The reason that so many conservative evangelicals these days appear to be moral relativists is that they *are* moral relativists. They would deny this, of course. But that doesn’t make it any less true. Here’s why.
They’ve bought into the premise that all statements are either fact or opinion: facts are objective and verifiable; and everything else is opinion—subjective and unverifiable. In other words, they’ve bought into full-fledged modernism. From there, the secular path to moral relativism places all moral statements in the “opinion” category. On this view, morality is subjective—dependent on cultural context, historical background and the like.
Conservative evangelicals recoil from this approach, as they should. So instead, they place morality in the “fact” category, claiming that moral truth is objective and empirically verifiable. And how is moral truth empirically verified? The Bible, of course. Problem solved. This is tempting, for two reasons. First, Scripture is entirely true; and much of that truth pertains to morality.
Second, apart from special revelation, it’s difficult to imagine where we might go to find empirical verification of moral truth—you can’t *see* moral properties. But perspicuity of the Gospel notwithstanding, Scripture is complex. A surface level reading of this or that proof-text might be used to justify all manner of wickedness—and it has, from slavery and Holy War to the subjugation of women and segregation. So if we look to Scripture for empirical verification of moral truth, whose understanding of Scripture is definitive? Do we trust the guy who says that Scripture condones chattel slavery, or the guy who says that Scripture commands us to seek justice for the oppressed?
An alarming number of evangelicals have chosen to trust the discernment of ambitious men who offer Biblical proof-texts bathed in who-is-my-neighbor hermeneutics: political realism and moral relativism with a veneer of objective truth. Thus, e.g., conservative Southern Baptists claim to embrace objective morality based in Scripture, within a theological framework that has engendered totally contrary beliefs over time on such issues of moral salience as slavery, Jim Crow and racial segregation. The arc of that moral evolution wasn’t drawn by objective truth or the Word of God, neither of which is subject to change. Whether through armed conflict or threat of taxation, many in the evangelical fold had to be forced into the embrace of moral progress. How is it that people so dedicated to moral truth are so often among the last to acknowledge the moral outrages of an unjust social order? And if moral truth is unchanging, why are evangelicals constantly amending their moral convictions from one decade to the next? Because it’s a mistake to search for moral truth among empirical facts—that’s not the solution to the ‘fact-opinion’ dilemma.
There’s a third category that isn’t fact or opinion: namely, objective truth that isn’t empirically verifiable. That’s where we find objective morality. How do we arrive at knowledge of truth that isn’t empirically verifiable? Reason—rational cognition—without which Scripture is too easily twisted into a patchwork of self-serving proof-texts, tailored to the interests of men whose principal concern is amplifying their own power.

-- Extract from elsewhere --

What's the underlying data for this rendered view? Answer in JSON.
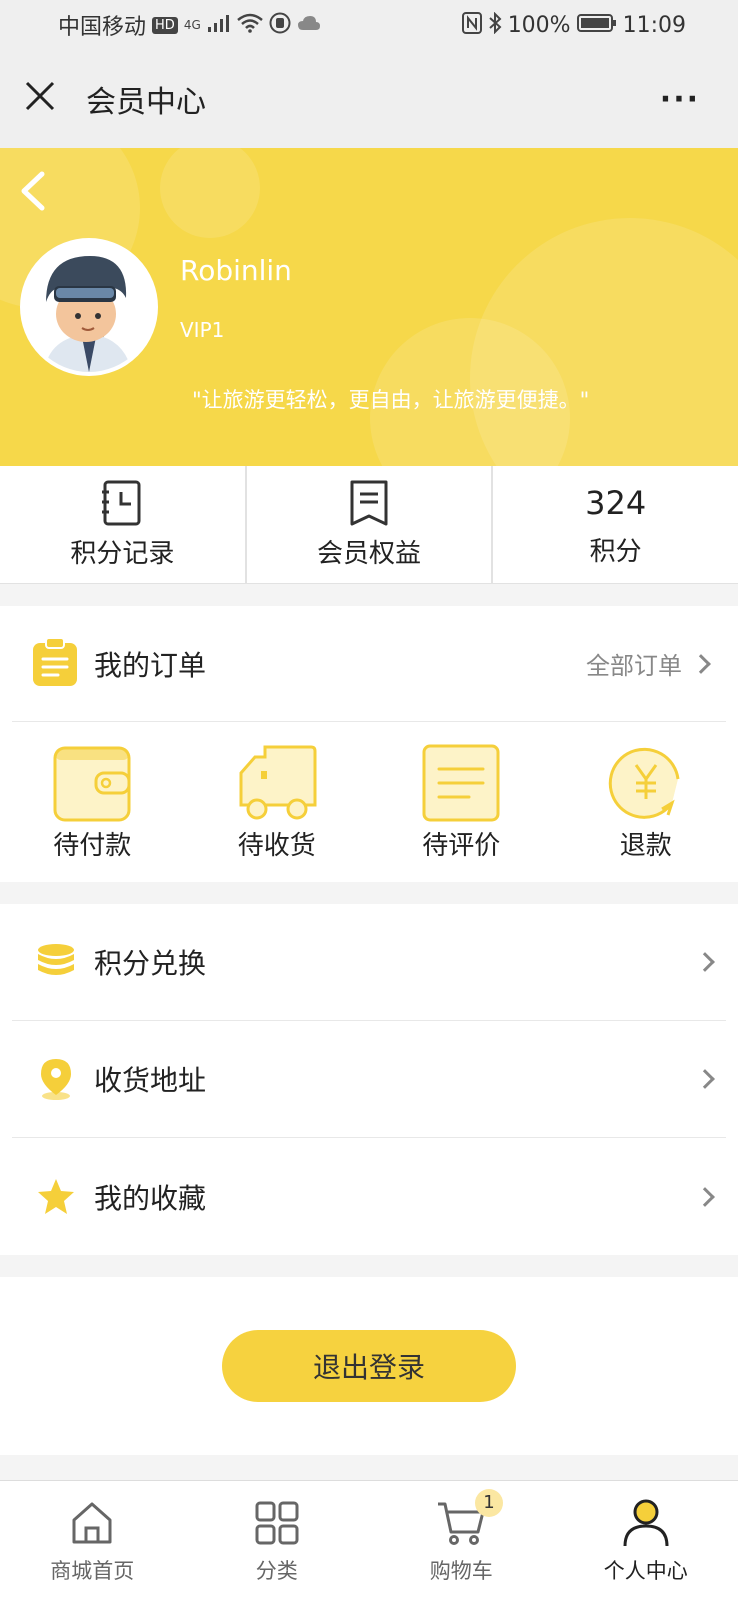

We’ve got to stop proof-texting. And we’ve got to stop listening to the kinds of theologians and pastors who pretend to have an easy answer for every social or political problem that arises in the course of human affairs. Manifestly, such men do not have the answers: if they did, they wouldn’t have occasion to contradict themselves with every shift of the wind; and they wouldn’t have turned two generations of evangelicals into self-seeking moral relativists.